Bagi mereka yang mengatur jarak pandang, Merapi dan Merbabu adalah pasangan yang akrab. Selalu bersama, menawan karena saling berpelukan. Bagi mereka yang ingin mengunjungi keduanya, Merapi dan Merbabu adalah kemustahilan. Lereng Merapi dan Merbabu ada di tempat-tempat yang berbeda. Merapi di Yogyakarta dan Merbabu di Magelang serta Boyolali. Mereka hanya bersatu di jalur pendakian Selo, itupun dengan arah berbeda. Aku menyebutkan fakta itu padamu dan kau menyimpulkan, “Ah, sayang sekali. Padahal Merapi dan Merbabu terlampau serasi.”

“Tak semua yang serasi harus bersatu. Tak semua yang terlihat bersama harus saling memiliki,” ungkapku lirih. “Mari kita gunakan majas personifikasi. Masih ingat kan pelajaran Bahasa Indonesia saat SMA? Personifikasi digunakan untuk menghidupkan benda mati, paling mudah digunakan untuk mereka yang baru belajar puisi. Oke, kita ibaratkan Merapi dan Merbabu saling jatuh cinta.” Kau mengejekku budak cinta dan lemah hati, bertolak belakang dengan ketangguhanku di jalur pendakian. Aku mencelamu balik karena kau sama galau-nya denganku, hanya lebih jarang saja.

“Merbabu dan Merapi mengerti bahwa mereka selalu berdampingan. Mereka menuai kekaguman dari anak manusia bersama, mereka menjadi mempesona bersama. Di sisi lain, mereka terlampau sadar bahwa sulit bagi jemari mereka untuk bertautan,” ujarku. “Tetapi Merbabu jatuh cinta pada Merapi? Begitu?” tanyamu, mulai ikut permainanku. “Bisa jadi. Merbabu yang cantik dan kalem. Ia mengagumi kawannya itu dalam diam. Mengagumi setiap lekuk dan lereng di tubuh Merapi, menginginkan bara dan pijar Merapi. Namun dengan segala keindahan dan fakta bahwa manusia mencintainya, Merbabu tidak dapat membuat Merapi jatuh hati padanya,” kataku getir. “Bagaimana kalau Merapi yang jatuh cinta pada Merbabu?” tanyamu menyela. “Ia mengagumi keindahan dan keramahan sang Merbabu. Ia berpikir bahwa Merbabu dapat dengan mudah jatuh ke dalam pelukannya, namun ternyata tidak. Merbabu dikagumi begitu banyak pendaki, begitu kan katamu? Merapi takut ia tidak cukup indah untuk Merbabu yang mempesona.”

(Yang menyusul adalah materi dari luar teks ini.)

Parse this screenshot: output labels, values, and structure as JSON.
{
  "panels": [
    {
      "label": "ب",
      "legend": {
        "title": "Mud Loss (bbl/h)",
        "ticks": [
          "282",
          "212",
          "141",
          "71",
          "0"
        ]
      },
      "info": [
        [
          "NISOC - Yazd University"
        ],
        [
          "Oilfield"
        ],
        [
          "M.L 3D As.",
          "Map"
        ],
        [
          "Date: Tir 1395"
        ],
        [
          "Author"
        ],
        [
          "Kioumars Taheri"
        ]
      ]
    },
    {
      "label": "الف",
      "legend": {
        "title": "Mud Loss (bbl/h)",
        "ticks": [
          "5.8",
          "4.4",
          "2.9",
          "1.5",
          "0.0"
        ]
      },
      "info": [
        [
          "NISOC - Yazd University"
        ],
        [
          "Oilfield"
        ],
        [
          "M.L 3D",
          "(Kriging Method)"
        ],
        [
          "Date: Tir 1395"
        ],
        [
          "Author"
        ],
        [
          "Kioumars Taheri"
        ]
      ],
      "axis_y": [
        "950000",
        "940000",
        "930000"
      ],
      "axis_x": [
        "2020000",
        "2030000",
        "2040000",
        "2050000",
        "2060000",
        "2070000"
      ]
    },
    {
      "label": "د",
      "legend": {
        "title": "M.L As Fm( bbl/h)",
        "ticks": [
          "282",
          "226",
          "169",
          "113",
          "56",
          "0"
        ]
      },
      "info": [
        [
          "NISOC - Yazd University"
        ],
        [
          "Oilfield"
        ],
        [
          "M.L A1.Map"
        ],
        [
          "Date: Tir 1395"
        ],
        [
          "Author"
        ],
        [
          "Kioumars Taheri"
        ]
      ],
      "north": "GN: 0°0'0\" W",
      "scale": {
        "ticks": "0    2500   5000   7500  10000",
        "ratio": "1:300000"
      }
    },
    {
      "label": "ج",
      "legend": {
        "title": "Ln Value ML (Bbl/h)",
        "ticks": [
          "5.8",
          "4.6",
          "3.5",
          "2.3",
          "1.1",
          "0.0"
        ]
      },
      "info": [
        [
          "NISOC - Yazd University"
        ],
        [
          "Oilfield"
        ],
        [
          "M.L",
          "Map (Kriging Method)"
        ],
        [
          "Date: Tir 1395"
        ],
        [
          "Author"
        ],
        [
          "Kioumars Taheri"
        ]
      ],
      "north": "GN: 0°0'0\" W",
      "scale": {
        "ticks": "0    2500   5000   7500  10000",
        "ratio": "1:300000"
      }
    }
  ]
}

Kita berdua diam kemudian meledak dalam tawa. Menjadikan diri kita bahan lelucon terkonyol di dunia. Berteriak bahwa perut tergelitik untuk muntah karena kalimat dan filosofi yang diucapkan masing-masing. Teman-teman memanggil, beberapa berkomentar bahwa kita serasi. Kau protes, aku menolak keras. Dalam pikiranku, terlintas kisah yang kita ciptakan tadi.

Kita adalah Merapi dan Merbabu. Dari kejauhan, mereka memandang kita adalah dua persona yang telah didukung Semesta. Namun tak tahu, aku dan kau yang jadi satu adalah kemustahilan. Tanganku terbakar jika hendak menggenggam jemarimu, jarak kita panjang bahkan sinyal internet lelah menghubungkan. Mungkin aku adalah Merbabu yang mengagumimu, sang Merapi, dalam diam. Walaupun aku tak secantik Merbabu dan kau tak segagah Merapi. Apakah mungkin Merapi memendam rasa pada Merbabu juga?

Kau adalah Merapi yang tak ingin diangankan, aku adalah Merbabu yang berangan dan menginginkanmu.